3. Use only healthy, traditional fats, such as:

  • Lard (non-hydrogenated, especially from pasture-raised pigs)
  • Tallow (especially from grass-fed cows)
  • Butter (especially from grass-fed cows)
  • Coconut Oil (cold-pressed, unrefined “virgin” oil is best)
  • Olive Oil (only cold-pressed, extra-virgin in dark bottles or cans)

These fats are incredibly stable and have been enjoyed safely by humans for thousands of years. They almost never go rancid and many can last for years stored in your pantry. (If you can’t find good quality tropical oils or animal fats locally, check out the listings on my Resources page.)
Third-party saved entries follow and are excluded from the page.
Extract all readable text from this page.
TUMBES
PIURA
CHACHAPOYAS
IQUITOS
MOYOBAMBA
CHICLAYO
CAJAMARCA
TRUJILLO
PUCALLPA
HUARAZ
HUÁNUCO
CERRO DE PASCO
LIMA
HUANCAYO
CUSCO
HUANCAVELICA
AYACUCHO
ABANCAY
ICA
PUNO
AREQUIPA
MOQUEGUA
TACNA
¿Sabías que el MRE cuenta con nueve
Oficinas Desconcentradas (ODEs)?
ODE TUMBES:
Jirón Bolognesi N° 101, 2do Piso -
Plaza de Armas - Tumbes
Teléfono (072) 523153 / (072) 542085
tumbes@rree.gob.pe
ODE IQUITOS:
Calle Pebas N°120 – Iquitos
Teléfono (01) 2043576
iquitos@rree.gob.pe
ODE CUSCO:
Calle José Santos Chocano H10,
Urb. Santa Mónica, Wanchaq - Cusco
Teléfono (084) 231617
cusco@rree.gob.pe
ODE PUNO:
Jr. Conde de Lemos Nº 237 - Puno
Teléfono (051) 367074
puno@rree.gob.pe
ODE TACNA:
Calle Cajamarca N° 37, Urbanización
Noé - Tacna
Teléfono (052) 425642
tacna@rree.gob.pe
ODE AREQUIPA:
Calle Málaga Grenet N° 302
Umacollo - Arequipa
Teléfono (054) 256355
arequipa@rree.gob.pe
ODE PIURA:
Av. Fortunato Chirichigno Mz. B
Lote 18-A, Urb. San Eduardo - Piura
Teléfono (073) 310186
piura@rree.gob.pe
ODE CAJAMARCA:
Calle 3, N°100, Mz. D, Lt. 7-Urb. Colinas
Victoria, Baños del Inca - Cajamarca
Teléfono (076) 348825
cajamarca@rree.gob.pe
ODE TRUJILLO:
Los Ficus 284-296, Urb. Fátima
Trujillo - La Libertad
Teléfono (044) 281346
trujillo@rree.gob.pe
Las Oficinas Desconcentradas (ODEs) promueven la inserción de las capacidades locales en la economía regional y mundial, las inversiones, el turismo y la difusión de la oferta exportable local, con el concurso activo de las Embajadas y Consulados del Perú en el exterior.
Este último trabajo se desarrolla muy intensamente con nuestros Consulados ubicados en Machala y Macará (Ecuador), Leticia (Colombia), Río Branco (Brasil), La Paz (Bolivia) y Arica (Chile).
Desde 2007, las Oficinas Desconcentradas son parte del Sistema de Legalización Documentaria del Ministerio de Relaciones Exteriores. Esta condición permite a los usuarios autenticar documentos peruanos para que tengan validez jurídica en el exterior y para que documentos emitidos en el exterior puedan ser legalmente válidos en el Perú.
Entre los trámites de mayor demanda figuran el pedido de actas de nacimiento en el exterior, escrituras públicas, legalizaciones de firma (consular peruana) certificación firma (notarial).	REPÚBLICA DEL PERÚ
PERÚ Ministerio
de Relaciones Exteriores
4. Eat more greens. Leafy greens have a better balance of omega-3s to omega-6s than most seeds and grains (though flax and hemp seeds are notable exceptions). Omega-3s live in leaves, flax and hempseed as the omega-3 ALA (alpha-linolenic acid). Animals (like us) can convert ALA into even more dynamic omega-3s: EPA and DHA, which are essential for heart and brain health, especially in children. This conversion is very inefficient in humans, however, and that’s why the next two steps are so important.

5. Eat healthier meats. Cows raised on grass produce meat, milk, and cheese with substantially more omega-3s than their corn-and soy-fed counterparts. Chickens fed a diet rich in bugs, flax and greens produce eggs that are as high in EPA and DHA as many species of fish. Grass-fed meats, dairy and eggs are more expensive than grain-fed, but the money you spend today is minor compared to the very steep medical price tag attached to a diet high in omega-6s.
You can find grass-fed meats and pastured eggs from the farmer’s market or natural food store or from online sources on my Resources page.

6. Eat fish. Wild-caught fish can also be a sustainable part of your new diet, as moderate fish consumption will be more effective when your diet has fewer omega-6s. Try to eat at least two meals of wild-caught, minimal-mercury fish per week. (Avoid farmed fish because they are fed GMO corn and soy!) Fish oil supplements can also help, though they’re not a long-term solution to this widespread nutritional deficiency. (At my house, we prefer Blue Ice Royal fermented cod liver oil, which you can find on my Resources page.)

Stay tuned for next week’s disease-making culprit: “The Skinny on Fat, Part 2: Carbs

Further info on Omega-6s, saturated fat and cholesterol:

 

PAID ENDORSEMENT DISCLOSURE: I may receive monetary compensation or other types of remuneration for my recommendation, testimonial and/or link to any products or services from this blog, including Amazon.com links. These small earnings make it possible for me to continue writing this blog for you. That said, I only recommend products I genuinely love, and that I believe would be of value to my readers.
Thank you for your support!

MEDICAL DISCLOSURE: Your health is between you and your health care practitioner. Nothing in this blog is intended for the treatment or prevention of disease, nor as a substitute for medical treatment, nor as an alternative to medical advice. Use of recommendations is at the choice and risk of the reader.




12 Comments

  1. I’d like to get your thoughts on nut oils, specifically almond, walnut, macadamian and avocado oils. I don’t know their smoke/oxidation points. I use almond a bit for sauteing, ie eggs, and walnut for baking. Also I would like to know if butter is ok to heat to scramble eggs. Lovely article by the way, very lucid and easy to understand.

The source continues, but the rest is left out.